On further review, the three-judge panel, which had two Trump-appointed judges on it, still ruled against the state. The panel noted it had previously made a separate finding of intentional discrimination against Black voters, which the Callais ruling didn’t disturb. Plus, the panel said Black voters could separately satisfy the high court’s new Voting Rights Act test from Callais.

The panel judges said they “cannot see our way clear to requiring Alabamians to cast their votes in the 2026 elections under a districting plan tainted by intentional race-based discrimination.”

Appealing back to the justices, state officials attacked the panel’s intentional discrimination finding as unsound and said the lower court flouted Callais. The Trump administration supported the state’s emergency bid.

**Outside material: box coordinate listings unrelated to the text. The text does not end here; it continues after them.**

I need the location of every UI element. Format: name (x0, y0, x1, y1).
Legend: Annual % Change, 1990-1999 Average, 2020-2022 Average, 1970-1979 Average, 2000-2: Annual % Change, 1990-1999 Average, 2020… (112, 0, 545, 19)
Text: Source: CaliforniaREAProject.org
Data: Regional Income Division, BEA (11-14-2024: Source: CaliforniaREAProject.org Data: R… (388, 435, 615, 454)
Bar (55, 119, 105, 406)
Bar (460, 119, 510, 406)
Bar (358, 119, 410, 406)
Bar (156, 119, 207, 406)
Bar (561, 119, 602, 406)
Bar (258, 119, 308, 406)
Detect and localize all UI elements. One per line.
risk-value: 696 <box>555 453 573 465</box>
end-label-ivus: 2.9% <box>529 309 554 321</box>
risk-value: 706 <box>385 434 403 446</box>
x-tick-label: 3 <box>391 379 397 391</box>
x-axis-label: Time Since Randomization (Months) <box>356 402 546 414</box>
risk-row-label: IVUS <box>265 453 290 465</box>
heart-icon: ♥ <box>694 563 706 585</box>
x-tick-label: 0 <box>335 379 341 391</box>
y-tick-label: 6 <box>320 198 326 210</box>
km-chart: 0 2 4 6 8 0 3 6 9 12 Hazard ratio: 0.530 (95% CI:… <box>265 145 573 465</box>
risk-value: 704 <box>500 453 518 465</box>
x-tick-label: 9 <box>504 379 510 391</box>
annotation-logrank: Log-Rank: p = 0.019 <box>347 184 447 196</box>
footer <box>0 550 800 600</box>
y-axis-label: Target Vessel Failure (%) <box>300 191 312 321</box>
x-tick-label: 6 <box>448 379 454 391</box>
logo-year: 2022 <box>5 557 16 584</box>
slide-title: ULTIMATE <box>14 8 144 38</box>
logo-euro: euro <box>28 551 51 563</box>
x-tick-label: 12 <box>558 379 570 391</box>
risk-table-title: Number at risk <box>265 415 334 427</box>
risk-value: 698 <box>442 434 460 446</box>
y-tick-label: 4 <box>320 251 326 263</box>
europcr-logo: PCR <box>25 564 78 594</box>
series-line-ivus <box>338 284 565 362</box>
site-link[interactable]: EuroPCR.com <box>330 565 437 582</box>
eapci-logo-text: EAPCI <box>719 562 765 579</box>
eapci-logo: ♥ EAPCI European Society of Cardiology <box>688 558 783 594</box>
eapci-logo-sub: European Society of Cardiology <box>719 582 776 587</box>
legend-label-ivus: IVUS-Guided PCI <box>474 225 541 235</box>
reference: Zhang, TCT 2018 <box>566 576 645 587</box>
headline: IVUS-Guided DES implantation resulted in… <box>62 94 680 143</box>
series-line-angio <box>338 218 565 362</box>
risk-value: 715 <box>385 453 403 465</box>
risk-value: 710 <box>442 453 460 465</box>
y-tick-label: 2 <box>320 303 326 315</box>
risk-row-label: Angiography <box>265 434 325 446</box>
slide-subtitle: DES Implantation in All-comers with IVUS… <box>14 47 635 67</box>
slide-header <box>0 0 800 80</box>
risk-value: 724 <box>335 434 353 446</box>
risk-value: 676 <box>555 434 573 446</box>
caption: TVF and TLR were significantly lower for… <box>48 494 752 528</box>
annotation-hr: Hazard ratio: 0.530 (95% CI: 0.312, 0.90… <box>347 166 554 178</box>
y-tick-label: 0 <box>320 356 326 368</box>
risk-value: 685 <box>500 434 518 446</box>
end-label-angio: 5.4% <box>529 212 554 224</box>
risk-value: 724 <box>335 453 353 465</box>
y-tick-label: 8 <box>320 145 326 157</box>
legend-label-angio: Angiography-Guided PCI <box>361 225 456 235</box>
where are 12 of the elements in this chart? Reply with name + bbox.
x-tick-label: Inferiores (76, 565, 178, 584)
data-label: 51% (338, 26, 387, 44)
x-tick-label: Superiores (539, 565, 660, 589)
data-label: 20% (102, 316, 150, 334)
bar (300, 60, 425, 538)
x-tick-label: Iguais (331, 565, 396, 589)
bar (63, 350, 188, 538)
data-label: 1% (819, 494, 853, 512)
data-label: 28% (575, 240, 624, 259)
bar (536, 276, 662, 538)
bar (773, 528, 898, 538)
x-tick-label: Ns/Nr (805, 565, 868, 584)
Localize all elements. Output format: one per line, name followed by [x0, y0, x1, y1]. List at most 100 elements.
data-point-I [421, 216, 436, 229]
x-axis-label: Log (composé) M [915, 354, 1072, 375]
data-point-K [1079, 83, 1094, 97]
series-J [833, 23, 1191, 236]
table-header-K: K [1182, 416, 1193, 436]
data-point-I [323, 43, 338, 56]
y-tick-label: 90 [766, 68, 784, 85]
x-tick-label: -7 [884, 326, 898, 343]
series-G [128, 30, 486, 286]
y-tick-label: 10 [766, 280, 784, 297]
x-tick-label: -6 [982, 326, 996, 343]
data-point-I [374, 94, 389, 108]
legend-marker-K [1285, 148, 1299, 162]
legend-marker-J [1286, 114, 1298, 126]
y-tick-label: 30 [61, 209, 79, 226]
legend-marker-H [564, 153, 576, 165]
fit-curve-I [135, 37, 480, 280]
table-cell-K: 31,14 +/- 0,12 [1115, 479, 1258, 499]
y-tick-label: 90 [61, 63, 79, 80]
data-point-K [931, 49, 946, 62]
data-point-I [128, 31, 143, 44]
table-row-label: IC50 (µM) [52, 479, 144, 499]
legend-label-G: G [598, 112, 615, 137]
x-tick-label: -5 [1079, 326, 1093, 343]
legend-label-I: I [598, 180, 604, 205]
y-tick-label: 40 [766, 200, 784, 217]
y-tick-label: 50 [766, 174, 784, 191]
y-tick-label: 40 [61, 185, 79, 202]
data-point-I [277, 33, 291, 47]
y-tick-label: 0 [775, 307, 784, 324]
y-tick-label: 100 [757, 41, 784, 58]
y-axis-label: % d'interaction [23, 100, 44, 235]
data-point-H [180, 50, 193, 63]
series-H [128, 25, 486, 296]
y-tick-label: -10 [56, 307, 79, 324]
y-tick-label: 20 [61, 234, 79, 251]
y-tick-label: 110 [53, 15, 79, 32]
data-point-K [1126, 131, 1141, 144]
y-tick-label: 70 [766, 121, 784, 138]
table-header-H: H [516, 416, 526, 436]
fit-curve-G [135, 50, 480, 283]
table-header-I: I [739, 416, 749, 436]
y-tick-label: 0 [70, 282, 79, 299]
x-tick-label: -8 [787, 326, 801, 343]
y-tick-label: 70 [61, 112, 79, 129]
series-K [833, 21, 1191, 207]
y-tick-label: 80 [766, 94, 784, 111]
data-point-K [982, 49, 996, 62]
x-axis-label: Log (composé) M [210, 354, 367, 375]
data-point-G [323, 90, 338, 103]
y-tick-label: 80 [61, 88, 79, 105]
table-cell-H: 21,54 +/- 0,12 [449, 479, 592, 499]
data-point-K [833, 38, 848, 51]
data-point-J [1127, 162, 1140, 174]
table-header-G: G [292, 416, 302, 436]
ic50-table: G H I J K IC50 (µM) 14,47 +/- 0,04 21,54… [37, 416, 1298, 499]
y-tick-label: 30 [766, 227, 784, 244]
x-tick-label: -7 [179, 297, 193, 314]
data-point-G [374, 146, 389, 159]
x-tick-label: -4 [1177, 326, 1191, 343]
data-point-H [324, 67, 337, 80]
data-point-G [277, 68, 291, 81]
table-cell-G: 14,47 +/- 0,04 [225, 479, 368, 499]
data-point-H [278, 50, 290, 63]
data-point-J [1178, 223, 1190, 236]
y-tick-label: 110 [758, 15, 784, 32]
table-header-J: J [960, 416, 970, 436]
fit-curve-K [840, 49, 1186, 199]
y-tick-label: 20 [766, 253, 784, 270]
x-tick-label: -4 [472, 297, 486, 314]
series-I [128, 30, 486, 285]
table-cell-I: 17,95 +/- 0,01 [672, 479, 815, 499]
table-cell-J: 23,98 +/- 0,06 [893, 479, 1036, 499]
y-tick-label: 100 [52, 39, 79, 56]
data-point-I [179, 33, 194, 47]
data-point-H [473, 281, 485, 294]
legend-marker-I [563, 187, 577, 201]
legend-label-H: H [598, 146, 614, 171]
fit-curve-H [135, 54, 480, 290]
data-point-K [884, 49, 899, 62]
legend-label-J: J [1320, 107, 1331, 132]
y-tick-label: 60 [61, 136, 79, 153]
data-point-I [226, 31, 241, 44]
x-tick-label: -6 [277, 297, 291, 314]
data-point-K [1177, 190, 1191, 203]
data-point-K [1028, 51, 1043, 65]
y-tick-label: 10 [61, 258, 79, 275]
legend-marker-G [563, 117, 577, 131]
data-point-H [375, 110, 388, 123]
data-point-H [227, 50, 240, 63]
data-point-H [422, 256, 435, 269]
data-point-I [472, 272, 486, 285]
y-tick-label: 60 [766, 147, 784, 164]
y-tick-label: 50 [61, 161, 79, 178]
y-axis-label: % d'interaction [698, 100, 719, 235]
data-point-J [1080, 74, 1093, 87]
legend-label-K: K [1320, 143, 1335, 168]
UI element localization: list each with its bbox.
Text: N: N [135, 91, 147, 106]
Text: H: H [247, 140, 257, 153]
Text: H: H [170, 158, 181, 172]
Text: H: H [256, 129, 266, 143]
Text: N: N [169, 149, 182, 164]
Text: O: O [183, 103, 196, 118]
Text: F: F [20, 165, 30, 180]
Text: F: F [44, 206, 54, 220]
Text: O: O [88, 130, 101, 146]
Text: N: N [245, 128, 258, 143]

Democratic lawmakers from the state urged the justices to reject the Republican-backed effort. “Entering a stay so that Alabama can at the last minute replace a lawful plan with an unlawful and unconstitutional one would create chaos and would reward Applicants for their repeated false statements to this Court,” they said in their opposition filing. They said the state continued to press the “false premise” that the lower court had forced it to draw a race-based congressional map.

Similarly, another group of opponents cited both procedural and substantive objections to high court relief. As an initial matter, the group of Black voters said in a Monday filing that “mere hours remain until Alabama’s statewide voter registration records must be cemented in place for the 2026 elections. Because even Hercules himself could not complete the requisite task in that time, it is simply too late for Alabama to switch congressional maps.” And they said the state “does no better on the merits because this Court’s decision in Callais did nothing to change the facts of this case.”

Likewise, another group of Black voters said Monday that there’s “simply no time left for Alabama officials to switch” to their preferred map. They also stressed that the panel’s ruling rests on the independent finding of intentional discrimination, and that the panel found that the state’s preferred map still violated the Voting Rights Act even after Callais.